Capozza (1973) propose un modèle d’équilibre spatial où il essaie de démontrer l’avantage d’une complémentarité entre modes de transport. Le modèle considère deux modes de transport : la voiture particulière et le métro. L’auteur montre que la « ville routière » est moins dense, plus étalée, plus suburbanisée et plus congestionnée que la « ville métro ». Outre cet effet d’extension de la ville en périphérie, il y a un impact important sur le prix du logement. Dans les villes mixtes, la population résidant dans la zone la plus proche du centre utilisera le métro, tandis que les habitants de la zone périphérique utiliseront à la fois la voiture et le métro, ce qui est considéré comme le plus efficace.

Les conséquences de la congestion sur la rente foncière et la densité résidentielle ont été étudiées par Solow (1972). La densité du trafic est une fonction décroissante de la distance au centre. L’introduction de la congestion dans le modèle détermine l’augmentation de degré de convexité des profils de rente. En ce qui concerne la densité résidentielle, elle est une fonction décroissante et convexe par rapport à la distance au centre. L’introduction de la congestion dans le modèle fait que le degré de convexité s’élève suite à l’introduction des coûts associés à la congestion.

Alonso (1964) introduit une variable d’aménités dans la fonction d’utilité des ménages, dans un modèle de choix résidentiel avec externalités, repris par Beckerich (1997). Dans le modèle avec aménités, le comportement des ménages en termes de choix de localisation résidentielle se traduit par un arbitrage entre distance au centre et aménités et type de logement. L’offre d’un bien public local (par exemple, la création d’une nouvelle ligne de métro) peut modifier les aménités et l’accessibilité dans sa zone. Ainsi, un logement situé à proximité devrait avoir une valeur supérieure après la création de cette nouvelle offre de transport (on dit que le prix foncier et immobilier capitalise la valeur des biens publics).

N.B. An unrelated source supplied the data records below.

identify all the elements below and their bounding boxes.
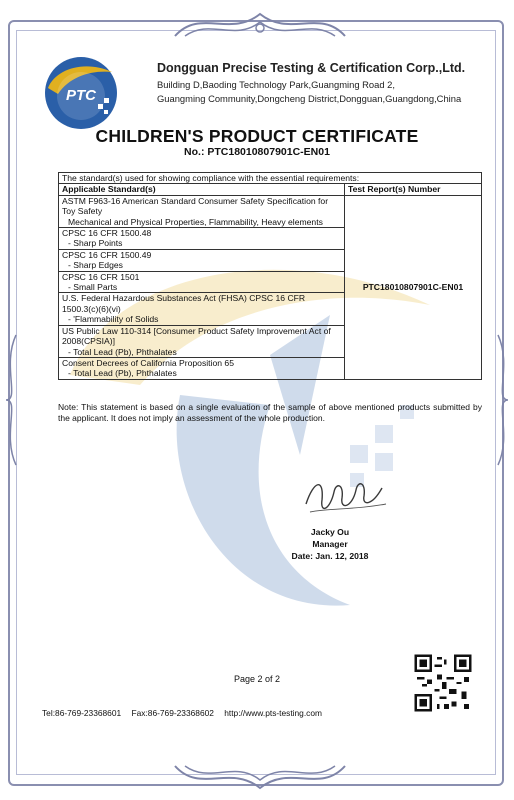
address-line-1: Building D,Baoding Technology Park,Guangming Road 2, bbox=[157, 79, 395, 90]
standard-cell bbox=[59, 293, 345, 325]
left-ornament-icon bbox=[2, 330, 20, 470]
standard-sub: - Sharp Edges bbox=[68, 260, 123, 271]
qr-code-icon bbox=[412, 652, 474, 714]
ptc-logo-icon bbox=[42, 54, 120, 132]
standard-cell bbox=[59, 271, 345, 293]
standard-main: Consent Decrees of California Proposition 65 bbox=[62, 357, 234, 368]
standard-cell bbox=[59, 195, 345, 227]
signature-date: Date: Jan. 12, 2018 bbox=[291, 551, 369, 561]
right-ornament-icon bbox=[494, 330, 512, 470]
standard-main: ASTM F963-16 American Standard Consumer Safety Specification for Toy Safety bbox=[62, 195, 329, 217]
standard-sub: - Sharp Points bbox=[68, 238, 123, 249]
standard-cell bbox=[59, 357, 345, 379]
standard-main: CPSC 16 CFR 1500.49 bbox=[62, 249, 152, 260]
standard-cell bbox=[59, 325, 345, 357]
standard-main: US Public Law 110-314 [Consumer Product Safety Improvement Act of 2008(CPSIA)] bbox=[62, 325, 331, 347]
standards-table bbox=[58, 172, 482, 380]
footer-tel: Tel:86-769-23368601 bbox=[42, 708, 122, 718]
signer-name: Jacky Ou bbox=[310, 527, 350, 537]
standard-cell bbox=[59, 228, 345, 250]
footer-fax: Fax:86-769-23368602 bbox=[131, 708, 214, 718]
handwritten-signature-icon bbox=[300, 470, 390, 522]
standard-sub: Mechanical and Physical Properties, Flammability, Heavy elements bbox=[68, 216, 323, 227]
footer-web[interactable]: http://www.pts-testing.com bbox=[224, 708, 322, 718]
address-line-2: Guangming Community,Dongcheng District,Dongguan,Guangdong,China bbox=[157, 92, 462, 104]
logo-text: PTC bbox=[66, 87, 96, 104]
report-number-cell: PTC18010807901C-EN01 bbox=[345, 195, 482, 379]
certificate-title: CHILDREN'S PRODUCT CERTIFICATE bbox=[95, 126, 419, 146]
standard-main: CPSC 16 CFR 1500.48 bbox=[62, 228, 152, 239]
compliance-note: Note: This statement is based on a single evaluation of the sample of above mentioned products submitted by the applicant. It does not imply an assessment of the whole production. bbox=[58, 402, 482, 423]
standard-sub: - 'Flammability of Solids bbox=[68, 314, 159, 325]
standard-sub: - Total Lead (Pb), Phthalates bbox=[68, 346, 177, 357]
footer-contact bbox=[42, 708, 330, 718]
bottom-ornament-icon bbox=[170, 760, 350, 794]
standard-main: CPSC 16 CFR 1501 bbox=[62, 271, 140, 282]
certificate-number: No.: PTC18010807901C-EN01 bbox=[184, 146, 330, 158]
standard-cell bbox=[59, 249, 345, 271]
signer-title: Manager bbox=[312, 539, 348, 549]
top-ornament-icon bbox=[170, 8, 350, 42]
standard-sub: - Small Parts bbox=[68, 282, 118, 293]
company-address bbox=[157, 78, 477, 105]
standard-sub: - Total Lead (Pb), Phthalates bbox=[68, 368, 177, 379]
table-row bbox=[59, 195, 482, 227]
company-name: Dongguan Precise Testing & Certification Corp.,Ltd. bbox=[157, 61, 466, 75]
column-header-report: Test Report(s) Number bbox=[345, 184, 482, 195]
column-header-standards: Applicable Standard(s) bbox=[59, 184, 345, 195]
table-caption: The standard(s) used for showing compliance with the essential requirements: bbox=[59, 173, 482, 184]
standard-main: U.S. Federal Hazardous Substances Act (FHSA) CPSC 16 CFR 1500.3(c)(6)(vi) bbox=[62, 293, 306, 314]
page-number: Page 2 of 2 bbox=[233, 674, 281, 684]
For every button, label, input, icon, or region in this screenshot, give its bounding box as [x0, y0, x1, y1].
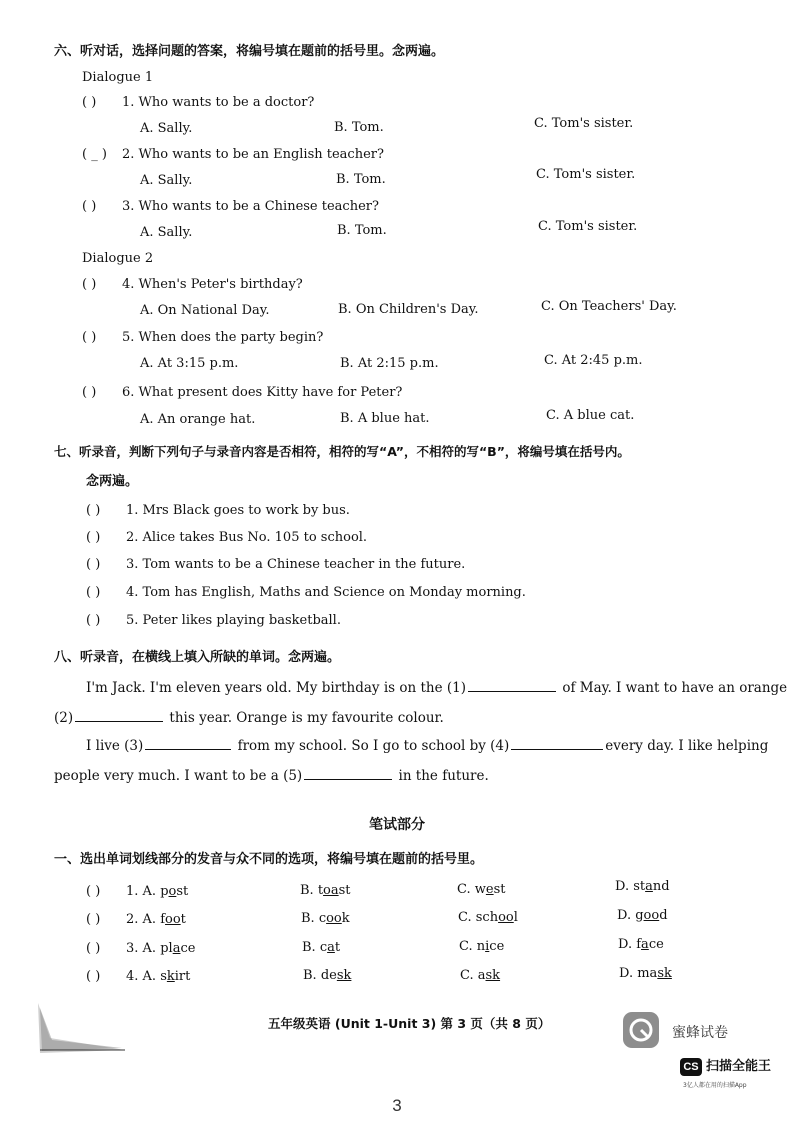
q2-option-a: A. Sally.	[140, 173, 193, 188]
q3-option-a: A. Sally.	[140, 225, 193, 240]
q5-option-b: B. At 2:15 p.m.	[340, 356, 439, 371]
question-5	[82, 330, 323, 346]
phonics-row-2-option-b: B. cook	[301, 911, 350, 926]
answer-bracket[interactable]: ( )	[86, 941, 101, 956]
option-a: post	[160, 884, 189, 899]
passage-text: every day. I like helping	[605, 738, 769, 754]
q4-option-a: A. On National Day.	[140, 303, 270, 318]
answer-bracket[interactable]: ( )	[86, 503, 101, 518]
passage-text: people very much. I want to be a (5)	[54, 768, 303, 784]
dialogue-1-label: Dialogue 1	[82, 70, 154, 85]
question-text: 1. Who wants to be a doctor?	[122, 95, 315, 110]
question-text: 5. When does the party begin?	[122, 330, 324, 345]
q5-option-a: A. At 3:15 p.m.	[140, 356, 239, 371]
judge-text: 2. Alice takes Bus No. 105 to school.	[126, 530, 368, 545]
q4-option-c: C. On Teachers' Day.	[541, 299, 677, 314]
q4-option-b: B. On Children's Day.	[338, 302, 479, 317]
blank-1[interactable]	[468, 677, 556, 692]
page-number: 3	[392, 1096, 402, 1115]
section-7-heading-cont: 念两遍。	[86, 474, 139, 489]
passage-text: I live (3)	[86, 738, 144, 754]
question-3	[82, 199, 379, 215]
passage-line-2	[54, 707, 444, 726]
answer-bracket[interactable]: ( )	[86, 969, 101, 984]
brand-name: 蜜蜂试卷	[672, 1025, 728, 1041]
question-text: 2. Who wants to be an English teacher?	[122, 147, 384, 162]
answer-bracket[interactable]: ( )	[82, 330, 97, 345]
q6-option-b: B. A blue hat.	[340, 411, 430, 426]
question-1	[82, 95, 314, 111]
dialogue-2-label: Dialogue 2	[82, 251, 154, 266]
question-text: 4. When's Peter's birthday?	[122, 277, 303, 292]
phonics-row-3-option-b: B. cat	[302, 940, 341, 955]
answer-bracket[interactable]: ( )	[82, 199, 97, 214]
phonics-row-2-option-d: D. good	[617, 908, 668, 923]
written-section-1-heading: 一、选出单词划线部分的发音与众不同的选项，将编号填在题前的括号里。	[54, 852, 484, 867]
passage-text: of May. I want to have an orange	[562, 680, 788, 696]
judge-item-5	[86, 613, 341, 629]
judge-text: 1. Mrs Black goes to work by bus.	[126, 503, 350, 518]
q5-option-c: C. At 2:45 p.m.	[544, 353, 643, 368]
option-a: foot	[160, 912, 186, 927]
phonics-num: 2. A.	[126, 912, 157, 927]
phonics-row-3-option-d: D. face	[618, 937, 664, 952]
q1-option-b: B. Tom.	[334, 120, 384, 135]
section-6-heading: 六、听对话，选择问题的答案，将编号填在题前的括号里。念两遍。	[54, 44, 445, 59]
answer-bracket[interactable]: ( _ )	[82, 147, 107, 162]
phonics-row-4-option-c: C. ask	[460, 968, 501, 983]
blank-4[interactable]	[511, 735, 603, 750]
question-2	[82, 147, 384, 163]
phonics-num: 3. A.	[126, 941, 157, 956]
judge-text: 5. Peter likes playing basketball.	[126, 613, 341, 628]
camscanner-tagline: 3亿人都在用的扫描App	[683, 1082, 747, 1089]
scan-shadow-decoration	[30, 998, 130, 1058]
written-part-title: 笔试部分	[369, 817, 425, 833]
q1-option-a: A. Sally.	[140, 121, 193, 136]
phonics-row-1-option-d: D. stand	[615, 879, 670, 894]
judge-item-1	[86, 503, 350, 519]
blank-5[interactable]	[304, 765, 392, 780]
mifeng-logo	[623, 1012, 659, 1048]
phonics-num: 4. A.	[126, 969, 157, 984]
answer-bracket[interactable]: ( )	[86, 613, 101, 628]
phonics-row-1-option-c: C. west	[457, 882, 506, 897]
passage-text: this year. Orange is my favourite colour.	[169, 710, 444, 726]
answer-bracket[interactable]: ( )	[82, 385, 97, 400]
option-a: place	[160, 941, 196, 956]
answer-bracket[interactable]: ( )	[82, 277, 97, 292]
q1-option-c: C. Tom's sister.	[534, 116, 634, 131]
judge-text: 3. Tom wants to be a Chinese teacher in the future.	[126, 557, 466, 572]
phonics-row-2	[86, 912, 186, 928]
answer-bracket[interactable]: ( )	[82, 95, 97, 110]
phonics-num: 1. A.	[126, 884, 157, 899]
section-8-heading: 八、听录音，在横线上填入所缺的单词。念两遍。	[54, 650, 341, 665]
phonics-row-4-option-b: B. desk	[303, 968, 352, 983]
phonics-row-2-option-c: C. school	[458, 910, 518, 925]
answer-bracket[interactable]: ( )	[86, 557, 101, 572]
question-text: 6. What present does Kitty have for Peter?	[122, 385, 403, 400]
question-text: 3. Who wants to be a Chinese teacher?	[122, 199, 379, 214]
blank-3[interactable]	[145, 735, 231, 750]
q6-option-a: A. An orange hat.	[140, 412, 256, 427]
answer-bracket[interactable]: ( )	[86, 912, 101, 927]
camscanner-badge: CS	[680, 1058, 702, 1076]
q3-option-c: C. Tom's sister.	[538, 219, 638, 234]
camscanner-name: 扫描全能王	[706, 1059, 772, 1074]
page-footer: 五年级英语 (Unit 1-Unit 3) 第 3 页（共 8 页）	[268, 1016, 551, 1031]
answer-bracket[interactable]: ( )	[86, 530, 101, 545]
judge-item-2	[86, 530, 367, 546]
phonics-row-1	[86, 884, 188, 900]
option-a: skirt	[160, 969, 191, 984]
q2-option-c: C. Tom's sister.	[536, 167, 636, 182]
passage-text: in the future.	[398, 768, 489, 784]
phonics-row-4-option-d: D. mask	[619, 966, 672, 981]
judge-text: 4. Tom has English, Maths and Science on Monday morning.	[126, 585, 526, 600]
blank-2[interactable]	[75, 707, 163, 722]
passage-text: I'm Jack. I'm eleven years old. My birthday is on the (1)	[86, 680, 467, 696]
phonics-row-4	[86, 969, 190, 985]
q2-option-b: B. Tom.	[336, 172, 386, 187]
question-4	[82, 277, 303, 293]
passage-line-3	[86, 735, 768, 754]
question-6	[82, 385, 402, 401]
passage-line-1	[86, 677, 787, 696]
q6-option-c: C. A blue cat.	[546, 408, 635, 423]
section-7-heading: 七、听录音，判断下列句子与录音内容是否相符，相符的写“A”，不相符的写“B”，将编号填在括号内。	[54, 444, 630, 459]
mifeng-logo-icon	[623, 1012, 659, 1048]
passage-text: (2)	[54, 710, 74, 726]
passage-text: from my school. So I go to school by (4)	[237, 738, 510, 754]
phonics-row-3-option-c: C. nice	[459, 939, 505, 954]
passage-line-4	[54, 765, 489, 784]
answer-bracket[interactable]: ( )	[86, 585, 101, 600]
judge-item-3	[86, 557, 465, 573]
phonics-row-3	[86, 941, 195, 957]
judge-item-4	[86, 585, 526, 601]
phonics-row-1-option-b: B. toast	[300, 883, 351, 898]
q3-option-b: B. Tom.	[337, 223, 387, 238]
answer-bracket[interactable]: ( )	[86, 884, 101, 899]
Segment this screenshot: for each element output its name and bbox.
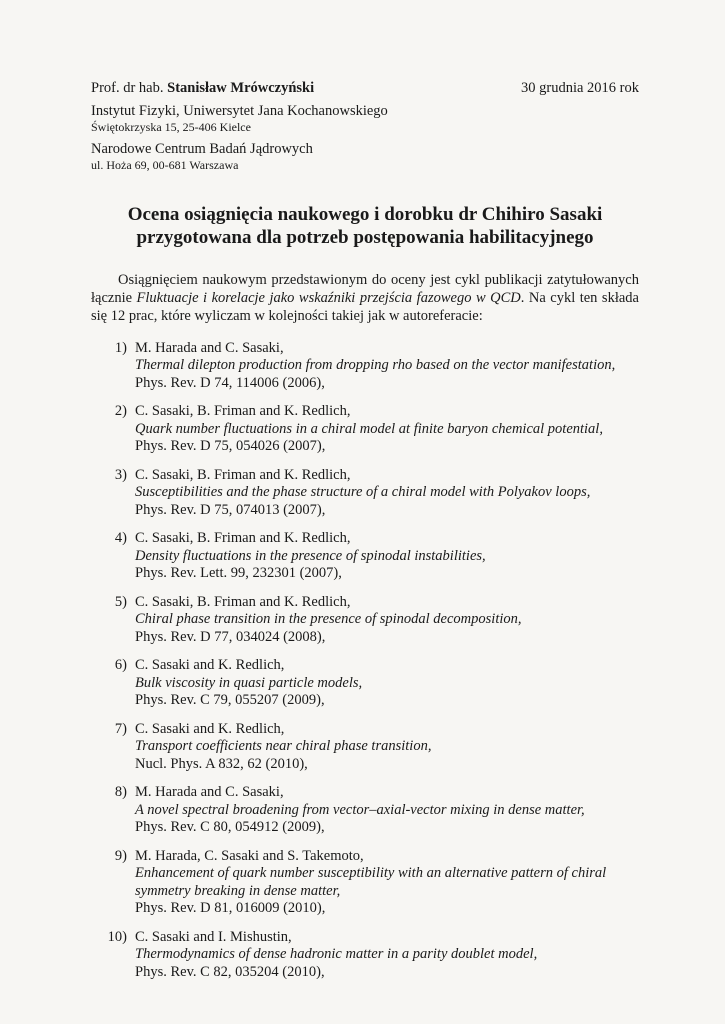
reference-authors: C. Sasaki and K. Redlich, bbox=[135, 720, 285, 737]
reference-journal: Phys. Rev. D 75, 074013 (2007), bbox=[135, 501, 326, 518]
reference-authors: C. Sasaki, B. Friman and K. Redlich, bbox=[135, 593, 351, 610]
reference-title: Chiral phase transition in the presence of spinodal decomposition, bbox=[135, 611, 522, 627]
intro-text-1: Osiągnięciem naukowym przedstawionym do oceny jest cykl publikacji zatytułowanych łącznie bbox=[91, 272, 639, 306]
author-line bbox=[91, 80, 314, 97]
reference-journal: Phys. Rev. C 80, 054912 (2009), bbox=[135, 819, 325, 835]
reference-authors: C. Sasaki and I. Mishustin, bbox=[135, 928, 292, 945]
reference-authors: C. Sasaki, B. Friman and K. Redlich, bbox=[135, 403, 351, 419]
reference-number: 8) bbox=[114, 784, 127, 800]
affiliation-1 bbox=[91, 103, 639, 135]
reference-item bbox=[91, 403, 639, 456]
reference-title: A novel spectral broadening from vector–axial-vector mixing in dense matter, bbox=[135, 801, 585, 818]
intro-paragraph bbox=[91, 271, 639, 325]
reference-number: 1) bbox=[114, 339, 127, 356]
reference-entry bbox=[135, 721, 639, 774]
reference-entry bbox=[135, 784, 639, 837]
reference-journal: Phys. Rev. D 77, 034024 (2008), bbox=[135, 628, 326, 645]
affiliation-1-address: Świętokrzyska 15, 25-406 Kielce bbox=[91, 120, 251, 134]
reference-item bbox=[91, 848, 639, 918]
reference-entry bbox=[135, 340, 639, 393]
reference-number: 10) bbox=[107, 928, 127, 945]
reference-item bbox=[91, 467, 639, 520]
author-name: Stanisław Mrówczyński bbox=[167, 80, 315, 96]
cycle-title: Fluktuacje i korelacje jako wskaźniki przejścia fazowego w QCD bbox=[136, 290, 521, 306]
reference-authors: C. Sasaki, B. Friman and K. Redlich, bbox=[135, 466, 351, 483]
reference-authors: M. Harada and C. Sasaki, bbox=[135, 339, 284, 356]
reference-journal: Phys. Rev. D 81, 016009 (2010), bbox=[135, 900, 326, 916]
reference-item bbox=[91, 340, 639, 393]
reference-authors: C. Sasaki and K. Redlich, bbox=[135, 657, 285, 673]
reference-list bbox=[91, 340, 639, 982]
reference-item bbox=[91, 657, 639, 710]
reference-number: 3) bbox=[114, 466, 127, 483]
affiliation-1-name: Instytut Fizyki, Uniwersytet Jana Kochanowskiego bbox=[91, 103, 388, 119]
intro-text-2: . Na cykl ten składa się 12 prac, które wyliczam w kolejności takiej jak w autoreferacie: bbox=[91, 290, 639, 324]
affiliation-2 bbox=[91, 141, 639, 173]
affiliation-2-address: ul. Hoża 69, 00-681 Warszawa bbox=[91, 158, 239, 172]
reference-title: Bulk viscosity in quasi particle models, bbox=[135, 674, 363, 691]
reference-item bbox=[91, 721, 639, 774]
reference-entry bbox=[135, 929, 639, 982]
reference-authors: M. Harada, C. Sasaki and S. Takemoto, bbox=[135, 847, 364, 864]
reference-journal: Phys. Rev. D 75, 054026 (2007), bbox=[135, 438, 326, 454]
reference-entry bbox=[135, 657, 639, 710]
reference-title: Susceptibilities and the phase structure of a chiral model with Polyakov loops, bbox=[135, 484, 591, 500]
reference-number: 6) bbox=[114, 657, 127, 673]
reference-title: Enhancement of quark number susceptibility with an alternative pattern of chiral symmetry breaking in dense matter, bbox=[135, 865, 607, 899]
reference-title: Transport coefficients near chiral phase transition, bbox=[135, 738, 432, 754]
author-prefix: Prof. dr hab. bbox=[91, 80, 168, 96]
reference-entry bbox=[135, 403, 639, 456]
letter-date: 30 grudnia 2016 rok bbox=[521, 80, 639, 96]
reference-number: 9) bbox=[114, 847, 127, 864]
reference-item bbox=[91, 784, 639, 837]
reference-entry bbox=[135, 467, 639, 520]
title-line-2: przygotowana dla potrzeb postępowania habilitacyjnego bbox=[136, 227, 594, 248]
reference-item bbox=[91, 929, 639, 982]
affiliation-2-name: Narodowe Centrum Badań Jądrowych bbox=[91, 141, 313, 157]
reference-item bbox=[91, 530, 639, 583]
document-title bbox=[91, 203, 639, 249]
reference-title: Density fluctuations in the presence of spinodal instabilities, bbox=[135, 547, 486, 564]
reference-entry bbox=[135, 594, 639, 647]
reference-authors: M. Harada and C. Sasaki, bbox=[135, 784, 284, 800]
reference-journal: Nucl. Phys. A 832, 62 (2010), bbox=[135, 755, 308, 772]
reference-journal: Phys. Rev. Lett. 99, 232301 (2007), bbox=[135, 565, 342, 581]
reference-journal: Phys. Rev. C 82, 035204 (2010), bbox=[135, 963, 325, 980]
reference-number: 2) bbox=[114, 403, 127, 419]
reference-title: Thermal dilepton production from dropping rho based on the vector manifestation, bbox=[135, 357, 616, 373]
reference-number: 5) bbox=[114, 593, 127, 610]
title-line-1: Ocena osiągnięcia naukowego i dorobku dr Chihiro Sasaki bbox=[127, 204, 603, 225]
reference-title: Quark number fluctuations in a chiral model at finite baryon chemical potential, bbox=[135, 420, 603, 437]
reference-item bbox=[91, 594, 639, 647]
reference-number: 7) bbox=[114, 720, 127, 737]
reference-entry bbox=[135, 530, 639, 583]
reference-journal: Phys. Rev. D 74, 114006 (2006), bbox=[135, 374, 325, 391]
reference-journal: Phys. Rev. C 79, 055207 (2009), bbox=[135, 692, 325, 708]
reference-title: Thermodynamics of dense hadronic matter in a parity doublet model, bbox=[135, 946, 538, 962]
letter-header bbox=[91, 80, 639, 97]
reference-entry bbox=[135, 848, 639, 918]
reference-number: 4) bbox=[114, 530, 127, 546]
reference-authors: C. Sasaki, B. Friman and K. Redlich, bbox=[135, 530, 351, 546]
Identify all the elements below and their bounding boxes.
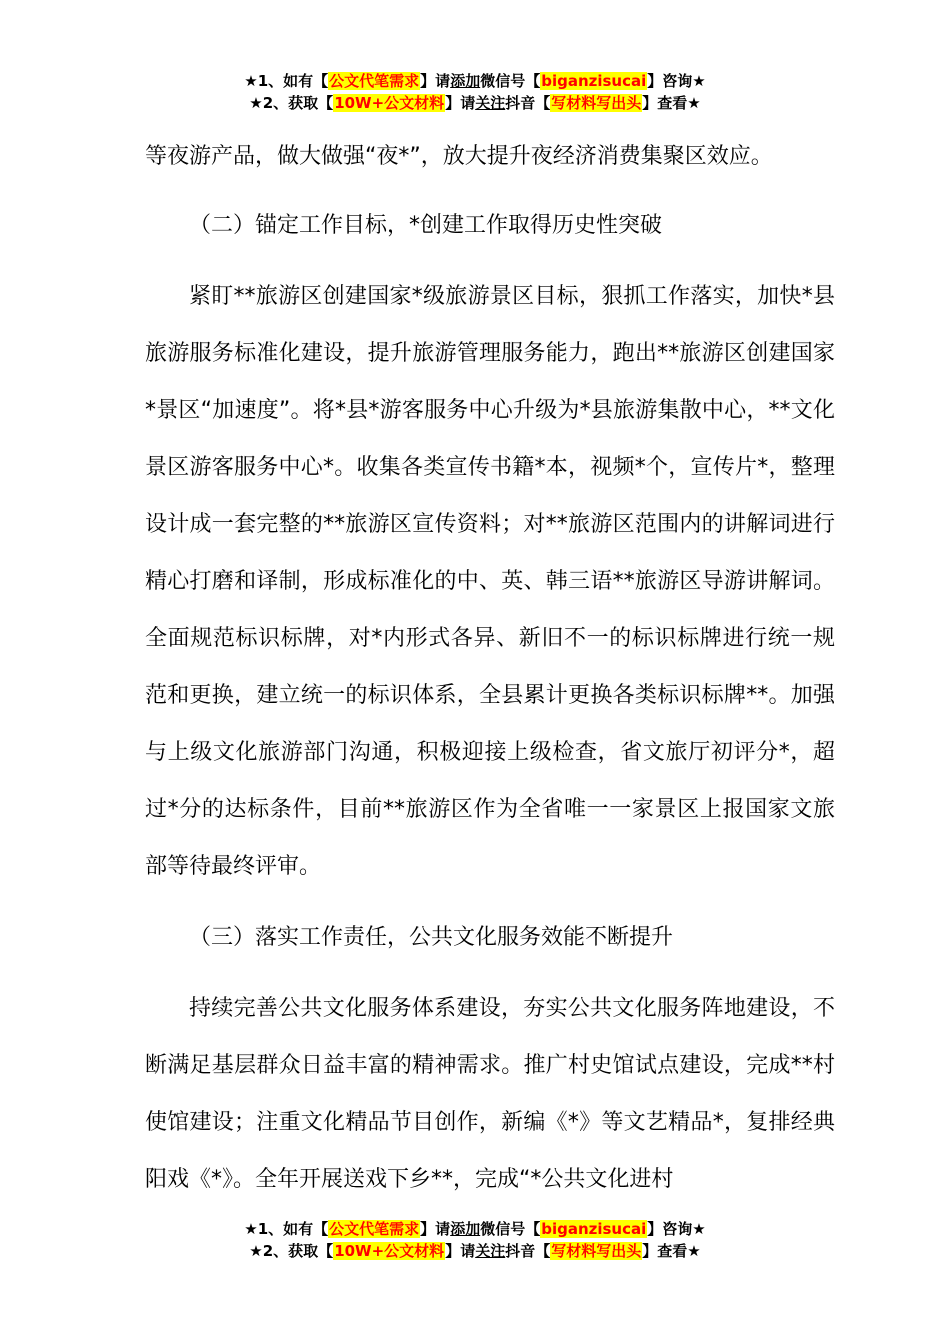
section-heading-2: （二）锚定工作目标，*创建工作取得历史性突破 [189,213,663,238]
section-heading-3: （三）落实工作责任，公共文化服务效能不断提升 [189,925,674,950]
footer-banner-line-2-highlight-douyin: 写材料写出头 [551,1242,642,1260]
header-banner-line-1-mid2: 微信号【 [480,72,541,90]
paragraph-section-3: 持续完善公共文化服务体系建设，夯实公共文化服务阵地建设，不断满足基层群众日益丰富的精神需求。推广村史馆试点建设，完成**村使馆建设；注重文化精品节目创作，新编《*》等文艺精品*，复排经典阳戏《*》。全年开展送戏下乡**，完成“*公共文化进村 [145,996,835,1192]
header-banner-line-1 [0,70,950,92]
footer-banner-line-1 [0,1218,950,1240]
header-banner-line-2-highlight-douyin: 写材料写出头 [551,94,642,112]
footer-banner-line-2-mid: 】请 [445,1242,476,1260]
header-banner [0,70,950,114]
paragraph-section-2: 紧盯**旅游区创建国家*级旅游景区目标，狠抓工作落实，加快*县旅游服务标准化建设，提升旅游管理服务能力，跑出**旅游区创建国家*景区“加速度”。将*县*游客服务中心升级为*县旅游集散中心，**文化景区游客服务中心*。收集各类宣传书籍*本，视频*个，宣传片*，整理设计成一套完整的**旅游区宣传资料；对**旅游区范围内的讲解词进行精心打磨和译制，形成标准化的中、英、韩三语**旅游区导游讲解词。全面规范标识标牌，对*内形式各异、新旧不一的标识标牌进行统一规范和更换，建立统一的标识体系，全县累计更换各类标识标牌**。加强与上级文化旅游部门沟通，积极迎接上级检查，省文旅厅初评分*，超过*分的达标条件，目前**旅游区作为全省唯一一家景区上报国家文旅部等待最终评审。 [145,284,835,879]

Richardson (1977) introduit d’autres éléments dans la détermination de la rente foncière. Il parle de rente d’externalités associée aux faibles densités pour lesquelles les ménages peuvent avoir des préférences. Du fait que la densité diminue avec la distance au centre, la rente d’externalités va être une fonction croissante de cette distance.

Papageorgiou (1973) aborde la question des préférences spatiales en termes de qualité de l’environnement. Cette qualité de l’environnement est conçue comme présence d’attributs qui peuvent avoir un impact positif (les aménités) ou négatif (les nuisances).

Fujita (1989) a repris ces travaux en introduisant dans l’arbitrage des ménages en termes de choix de localisation résidentielle les externalités et l’anisotropie des localisations.